How about reducing this to a practical guide, by introducing a cost variable and changing the objective to “cheapest continuous journey” for each possible starting city; afterall anyone seriously contemplating this is going to factor in time-off work plus travel costs over total time or total distance, and would substitute air/train travel + rentals for their personal vehicle if that was more cost effective, while staying at home while getting the nearby cities out of the way to save on lodging.

Specifically, use the median daily wage for the starting city times the number of non-holiday days one would have to miss (assume he/she misses all workdays that fall between initiating travel for the first pitch of the first game and the morning after a full nights sleep at home after return travel from the last pitch of the last game), factor in traditional >28-day advance-purchase airfare/trainfare/busfare between cities and/or typical one-way or round trip car-rental rates plus mileage, and lodging each night in a location one can arrive at by either 10pm or within 2hrs of the stadium (whichever is later) while staying there not less than 8 hours, always inclusive of the 2-5am window (use mileage only for the first few or last few games where one starts and ends travel at home taking in games at nearby stadiums).

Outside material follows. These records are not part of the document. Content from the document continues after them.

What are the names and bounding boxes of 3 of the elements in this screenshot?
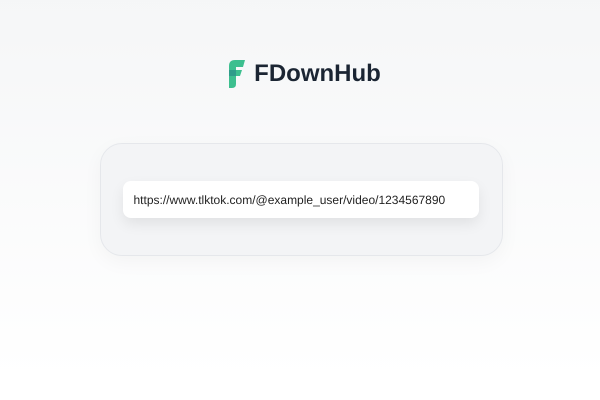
url-input-field[interactable]: https://www.tlktok.com/@example_user/video/1234567890 [122,181,478,218]
brand-name: FDownHub [254,60,381,88]
logo-icon [227,60,246,88]
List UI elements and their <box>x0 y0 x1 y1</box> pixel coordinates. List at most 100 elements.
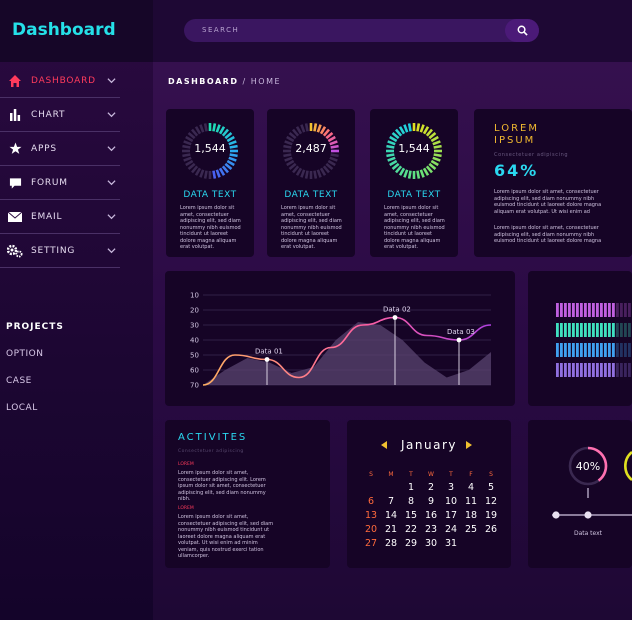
color-bar-segment <box>592 303 595 317</box>
calendar-day[interactable]: 16 <box>421 508 441 522</box>
calendar-day[interactable]: 31 <box>441 536 461 550</box>
calendar-day[interactable]: 24 <box>441 522 461 536</box>
color-bar-segment <box>560 343 563 357</box>
calendar-day[interactable]: 17 <box>441 508 461 522</box>
ring-segment <box>228 156 237 162</box>
project-item-option[interactable]: OPTION <box>6 349 64 359</box>
calendar-day[interactable]: 15 <box>401 508 421 522</box>
calendar-day[interactable]: 22 <box>401 522 421 536</box>
project-item-case[interactable]: CASE <box>6 376 64 386</box>
ring-segment <box>304 123 309 132</box>
ring-segment <box>194 167 202 176</box>
ring-segment <box>292 165 300 174</box>
timeline-node[interactable] <box>552 511 560 519</box>
calendar-day[interactable]: 2 <box>421 480 441 494</box>
calendar-day[interactable]: 29 <box>401 536 421 550</box>
color-bar-segment <box>616 303 619 317</box>
ring-segment <box>391 132 400 140</box>
ring-segment <box>226 135 235 143</box>
stat-value: 2,487 <box>295 142 327 155</box>
color-bar-segment <box>596 303 599 317</box>
calendar-day[interactable]: 14 <box>381 508 401 522</box>
line-chart-card: 10 20 30 40 50 60 70 Data 01 Data 02 Data 03 <box>165 271 515 406</box>
sidebar-item-label: CHART <box>31 109 66 120</box>
calendar-day[interactable]: 1 <box>401 480 421 494</box>
ring-segment <box>416 170 421 179</box>
color-bars-card <box>528 271 632 406</box>
calendar-day[interactable]: 21 <box>381 522 401 536</box>
timeline-node[interactable] <box>584 511 592 519</box>
sidebar-item-setting[interactable]: SETTING <box>0 234 120 268</box>
search-button[interactable] <box>505 19 539 42</box>
ring-segment <box>203 123 208 132</box>
search-input[interactable]: SEARCH <box>184 19 539 42</box>
calendar-day[interactable]: 10 <box>441 494 461 508</box>
search-placeholder: SEARCH <box>202 26 240 34</box>
calendar-day[interactable]: 12 <box>481 494 501 508</box>
ring-segment <box>329 156 338 162</box>
calendar-day[interactable]: 3 <box>441 480 461 494</box>
sidebar-item-apps[interactable]: APPS <box>0 132 120 166</box>
sidebar-item-chart[interactable]: CHART <box>0 98 120 132</box>
ring-segment <box>430 159 439 167</box>
ring-segment <box>316 169 322 178</box>
chevron-down-icon <box>107 146 116 152</box>
ring-segment <box>403 124 409 133</box>
calendar-day[interactable]: 6 <box>361 494 381 508</box>
weekday-label: T <box>409 470 413 478</box>
lorem-body: Lorem ipsum dolor sit amet, consectetuer… <box>494 225 602 244</box>
sidebar-item-email[interactable]: EMAIL <box>0 200 120 234</box>
ring-segment <box>319 126 327 135</box>
stat-card: 1,544 DATA TEXT Lorem ipsum dolor sit am… <box>166 109 254 257</box>
project-item-local[interactable]: LOCAL <box>6 403 64 413</box>
projects-title: PROJECTS <box>6 322 64 332</box>
y-tick-label: 30 <box>190 322 199 330</box>
data-point[interactable] <box>392 315 398 320</box>
ring-segment <box>288 132 297 140</box>
calendar-day[interactable]: 28 <box>381 536 401 550</box>
ring-segment <box>286 135 295 143</box>
ring-segment <box>224 132 233 140</box>
color-bar-segment <box>564 323 567 337</box>
ring-segment <box>316 124 322 133</box>
ring-segment <box>187 132 196 140</box>
calendar-day[interactable]: 8 <box>401 494 421 508</box>
calendar-day[interactable]: 18 <box>461 508 481 522</box>
calendar-day[interactable]: 7 <box>381 494 401 508</box>
calendar-day[interactable]: 11 <box>461 494 481 508</box>
next-month-button[interactable] <box>466 441 472 449</box>
color-bar-segment <box>612 323 615 337</box>
activities-title: ACTIVITES <box>178 432 248 443</box>
calendar-day[interactable]: 4 <box>461 480 481 494</box>
color-bar-segment <box>620 363 623 377</box>
calendar-day[interactable]: 23 <box>421 522 441 536</box>
sidebar-item-label: SETTING <box>31 245 76 256</box>
calendar-day[interactable]: 9 <box>421 494 441 508</box>
ring-segment <box>304 170 309 179</box>
calendar-day[interactable]: 5 <box>481 480 501 494</box>
calendar-day[interactable]: 27 <box>361 536 381 550</box>
y-tick-label: 70 <box>190 382 199 390</box>
calendar-day[interactable]: 13 <box>361 508 381 522</box>
calendar-day[interactable]: 19 <box>481 508 501 522</box>
sidebar: Dashboard DASHBOARD CHART APPS FORUM EMA… <box>0 0 153 620</box>
data-point[interactable] <box>264 357 270 362</box>
calendar-day[interactable]: 25 <box>461 522 481 536</box>
annotation-label: Data 01 <box>255 348 283 356</box>
breadcrumb-section[interactable]: DASHBOARD <box>168 77 238 86</box>
ring-segment <box>218 126 226 135</box>
calendar-day[interactable]: 26 <box>481 522 501 536</box>
calendar-day[interactable]: 30 <box>421 536 441 550</box>
ring-segment <box>322 165 330 174</box>
data-point[interactable] <box>456 337 462 343</box>
gauge: 40% Data text <box>552 446 632 537</box>
activity-body: Lorem ipsum dolor sit amet, consectetuer… <box>178 514 274 559</box>
color-bar-segment <box>628 303 631 317</box>
ring-segment <box>212 123 217 132</box>
sidebar-item-forum[interactable]: FORUM <box>0 166 120 200</box>
calendar-day[interactable]: 20 <box>361 522 381 536</box>
color-bar-segment <box>608 303 611 317</box>
home-icon <box>7 73 23 89</box>
sidebar-item-dashboard[interactable]: DASHBOARD <box>0 64 120 98</box>
activity-heading: LOREM <box>178 462 194 467</box>
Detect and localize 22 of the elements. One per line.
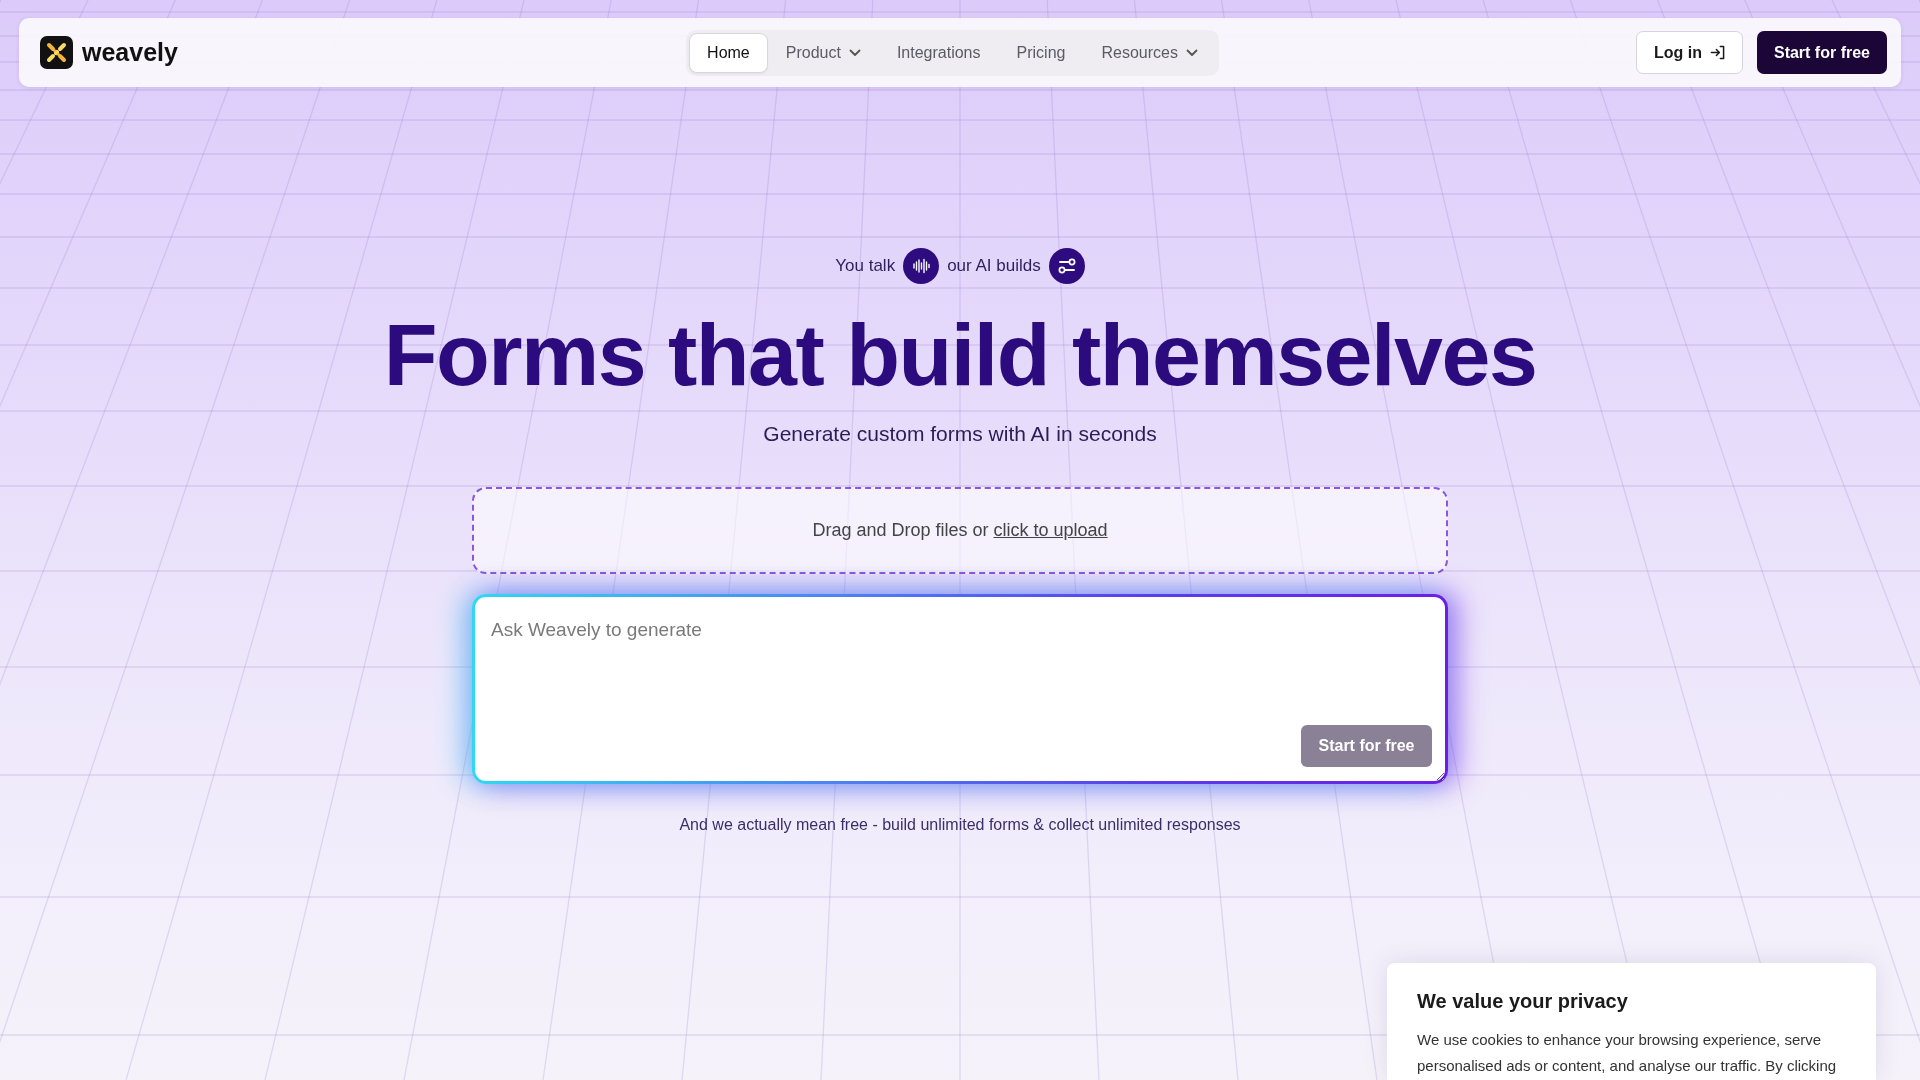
nav-tab[interactable]: Home: [689, 32, 768, 73]
logo-icon[interactable]: [40, 36, 73, 69]
tagline-text: our AI builds: [947, 256, 1041, 276]
sign-in-icon: [1709, 45, 1725, 60]
nav-tab[interactable]: Product: [767, 32, 879, 73]
cookie-title: We value your privacy: [1417, 989, 1629, 1013]
hero-title: Forms that build themselves: [383, 311, 1537, 399]
sliders-icon: [1048, 248, 1085, 284]
tagline-text: You talk: [835, 256, 896, 276]
nav-tab[interactable]: Integrations: [878, 32, 999, 73]
sound-wave-icon: [903, 248, 940, 284]
signup-button[interactable]: Start for free: [1756, 31, 1887, 74]
cookie-text: We use cookies to enhance your browsing experience, serve personalised ads or content, and analyse our traffic. By clicking: [1417, 1030, 1838, 1076]
nav-tab[interactable]: Pricing: [998, 32, 1084, 73]
logo-wordmark[interactable]: weavely: [82, 38, 178, 67]
upload-link[interactable]: click to upload: [993, 520, 1108, 540]
free-plan-note: And we actually mean free - build unlimited forms & collect unlimited responses: [679, 815, 1241, 835]
upload-instructions: Drag and Drop files or click to upload: [812, 520, 1108, 541]
hero-subtitle: Generate custom forms with AI in seconds: [763, 421, 1157, 447]
file-upload-dropzone[interactable]: Drag and Drop files or click to upload: [472, 487, 1448, 574]
login-button[interactable]: Log in: [1636, 31, 1743, 74]
nav-tab[interactable]: Resources: [1083, 32, 1216, 73]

Simplify as is reasonable by assuming that when booked the cheapest standard ticket for a game is always available, a fixed per/mile gas consumption charge, and average discount lodging

rates for greater metros, and possibly omitting non-ballpark greater metros en route between ballparks.

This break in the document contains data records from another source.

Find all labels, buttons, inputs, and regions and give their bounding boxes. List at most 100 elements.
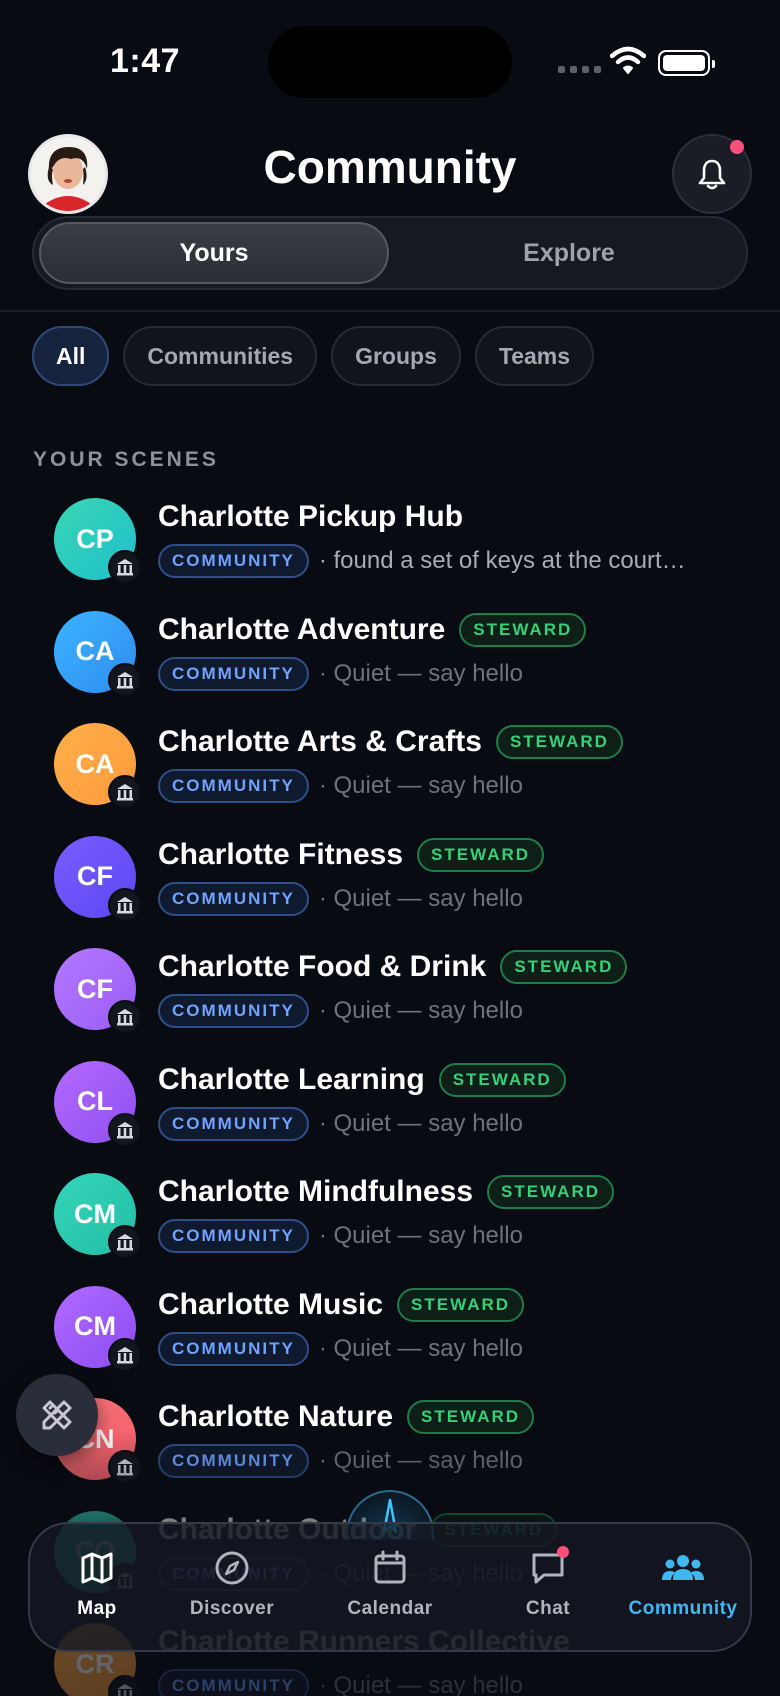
scene-initials: CM xyxy=(74,1198,116,1229)
scene-row[interactable]: CF Charlotte Fitness STEWARD COMMUNITY ·… xyxy=(0,835,780,948)
scene-subtitle: COMMUNITY · Quiet — say hello xyxy=(158,1331,523,1366)
scene-name: Charlotte Music xyxy=(158,1287,384,1321)
scene-name-line: Charlotte Mindfulness STEWARD xyxy=(158,1175,615,1209)
scene-initials: CA xyxy=(75,748,115,779)
scene-last-message: · Quiet — say hello xyxy=(318,997,523,1024)
scene-initials: CM xyxy=(74,1311,116,1341)
tab-calendar[interactable]: Calendar xyxy=(325,1550,455,1620)
scene-subtitle: COMMUNITY · Quiet — say hello xyxy=(158,1106,523,1141)
scene-name: Charlotte Adventure xyxy=(158,612,446,646)
scene-row[interactable]: CM Charlotte Mindfulness STEWARD COMMUNI… xyxy=(0,1173,780,1285)
pencil-ruler-icon xyxy=(42,1400,72,1430)
filter-chips: All Communities Groups Teams xyxy=(32,326,595,386)
segment-yours[interactable]: Yours xyxy=(39,222,389,284)
segment-explore[interactable]: Explore xyxy=(394,222,744,284)
tools-fab[interactable] xyxy=(16,1374,98,1456)
scene-name-line: Charlotte Music STEWARD xyxy=(158,1287,525,1322)
filter-chip-groups[interactable]: Groups xyxy=(331,326,461,386)
scene-row[interactable]: CA Charlotte Adventure STEWARD COMMUNITY… xyxy=(0,610,780,723)
scene-name: Charlotte Fitness xyxy=(158,837,404,871)
steward-badge: STEWARD xyxy=(487,1175,615,1209)
yours-explore-toggle: Yours Explore xyxy=(32,216,748,290)
scene-row[interactable]: CM Charlotte Music STEWARD COMMUNITY · Q… xyxy=(0,1285,780,1398)
scene-name: Charlotte Pickup Hub xyxy=(158,500,464,533)
wifi-icon xyxy=(610,46,646,74)
scene-name-line: Charlotte Arts & Crafts STEWARD xyxy=(158,725,623,759)
scene-name-line: Charlotte Nature STEWARD xyxy=(158,1400,535,1434)
scene-name: Charlotte Nature xyxy=(158,1400,394,1433)
steward-badge: STEWARD xyxy=(397,1287,525,1322)
dynamic-island xyxy=(268,26,512,98)
compass-icon xyxy=(215,1551,249,1585)
scene-subtitle: COMMUNITY · found a set of keys at the c… xyxy=(158,544,686,578)
scene-last-message: · Quiet — say hello xyxy=(318,772,523,799)
tab-chat-label: Chat xyxy=(525,1598,571,1619)
page-title: Community xyxy=(263,141,517,193)
steward-badge: STEWARD xyxy=(417,837,545,872)
steward-badge: STEWARD xyxy=(495,725,623,759)
section-title: YOUR SCENES xyxy=(33,448,219,471)
cellular-signal-icon xyxy=(558,66,601,73)
scene-name: Charlotte Mindfulness xyxy=(158,1175,474,1208)
scene-type-pill: COMMUNITY xyxy=(158,1219,309,1253)
tab-chat[interactable]: Chat xyxy=(483,1546,613,1620)
scene-initials: CF xyxy=(77,861,113,891)
tab-community[interactable]: Community xyxy=(618,1550,748,1620)
scene-type-pill: COMMUNITY xyxy=(158,1331,309,1366)
scene-last-message: · Quiet — say hello xyxy=(318,1222,523,1249)
community-building-icon xyxy=(108,775,142,809)
steward-badge: STEWARD xyxy=(438,1062,566,1097)
community-building-icon xyxy=(108,1000,142,1034)
tab-discover[interactable]: Discover xyxy=(167,1550,297,1620)
scene-name: Charlotte Arts & Crafts xyxy=(158,725,482,758)
filter-chip-teams[interactable]: Teams xyxy=(474,326,595,386)
scene-subtitle: COMMUNITY · Quiet — say hello xyxy=(158,656,523,691)
scene-row[interactable]: CL Charlotte Learning STEWARD COMMUNITY … xyxy=(0,1060,780,1173)
community-building-icon xyxy=(108,662,142,697)
map-icon xyxy=(81,1552,113,1584)
scene-last-message: · Quiet — say hello xyxy=(318,884,523,912)
scene-type-pill: COMMUNITY xyxy=(158,881,309,916)
status-bar: 1:47 xyxy=(0,0,780,120)
chat-unread-dot xyxy=(557,1546,569,1558)
scene-type-pill: COMMUNITY xyxy=(158,1106,309,1141)
scene-row[interactable]: CP Charlotte Pickup Hub COMMUNITY · foun… xyxy=(0,498,780,610)
tab-discover-label: Discover xyxy=(189,1598,275,1619)
people-group-icon xyxy=(662,1555,704,1580)
scene-row[interactable]: CA Charlotte Arts & Crafts STEWARD COMMU… xyxy=(0,723,780,835)
scene-name: Charlotte Learning xyxy=(158,1062,425,1096)
scene-type-pill: COMMUNITY xyxy=(158,544,309,578)
steward-badge: STEWARD xyxy=(500,950,628,984)
steward-badge: STEWARD xyxy=(407,1400,535,1434)
scene-initials: CF xyxy=(77,973,113,1004)
community-building-icon xyxy=(108,1225,142,1259)
scene-name-line: Charlotte Food & Drink STEWARD xyxy=(158,950,628,984)
community-building-icon xyxy=(108,1337,142,1372)
scene-initials: CL xyxy=(77,1086,113,1116)
scene-type-pill: COMMUNITY xyxy=(158,769,309,803)
scene-name-line: Charlotte Pickup Hub xyxy=(158,500,463,534)
status-time: 1:47 xyxy=(110,42,181,80)
scene-last-message: · Quiet — say hello xyxy=(318,659,523,687)
scene-row[interactable]: CF Charlotte Food & Drink STEWARD COMMUN… xyxy=(0,948,780,1060)
notification-dot xyxy=(730,140,744,154)
scene-last-message: · found a set of keys at the court… xyxy=(318,547,686,574)
community-building-icon xyxy=(108,1112,142,1147)
tab-community-label: Community xyxy=(628,1598,738,1619)
scene-type-pill: COMMUNITY xyxy=(158,656,309,691)
notifications-button[interactable] xyxy=(672,134,752,214)
scene-type-pill: COMMUNITY xyxy=(158,994,309,1028)
filter-chip-all[interactable]: All xyxy=(32,326,110,386)
filter-chip-communities[interactable]: Communities xyxy=(123,326,318,386)
community-building-icon xyxy=(108,550,142,584)
scene-subtitle: COMMUNITY · Quiet — say hello xyxy=(158,994,523,1028)
scene-subtitle: COMMUNITY · Quiet — say hello xyxy=(158,881,523,916)
battery-icon xyxy=(658,50,715,76)
scene-name-line: Charlotte Adventure STEWARD xyxy=(158,612,587,647)
tab-map[interactable]: Map xyxy=(32,1550,162,1620)
scene-initials: CA xyxy=(75,636,115,666)
community-building-icon xyxy=(108,887,142,922)
scene-last-message: · Quiet — say hello xyxy=(318,1109,523,1137)
scene-last-message: · Quiet — say hello xyxy=(318,1334,523,1362)
scene-name: Charlotte Food & Drink xyxy=(158,950,487,983)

Wondering if 2012 season (schedule already out) has been tried?

Thanks for your interest Lee. The dates have been released but not the game times and those will have an impact on the optimized trip. There will probably be a 2012 road trip post once they are released.

Hi Ben-

I have decided to take a Sabbatical and take my Dad on a roadtrip to visit all 30 parks this summer. He is very ill and this is something I have always wanted to do with him. I really enjoyed your article and i was hoping to speak with you about how I would schedule something like this. I can be reached at jamesjustinshea@gmail.com if you have a couple minutes to spare. Thank you again for your time and such creative work.

Best,

Justin Shea

would love to see the 2012 schedule! i’ve always dreamed of doing a 30 parks in 30 days roadtrip but man is it a pain in the butt trying to figure it all out!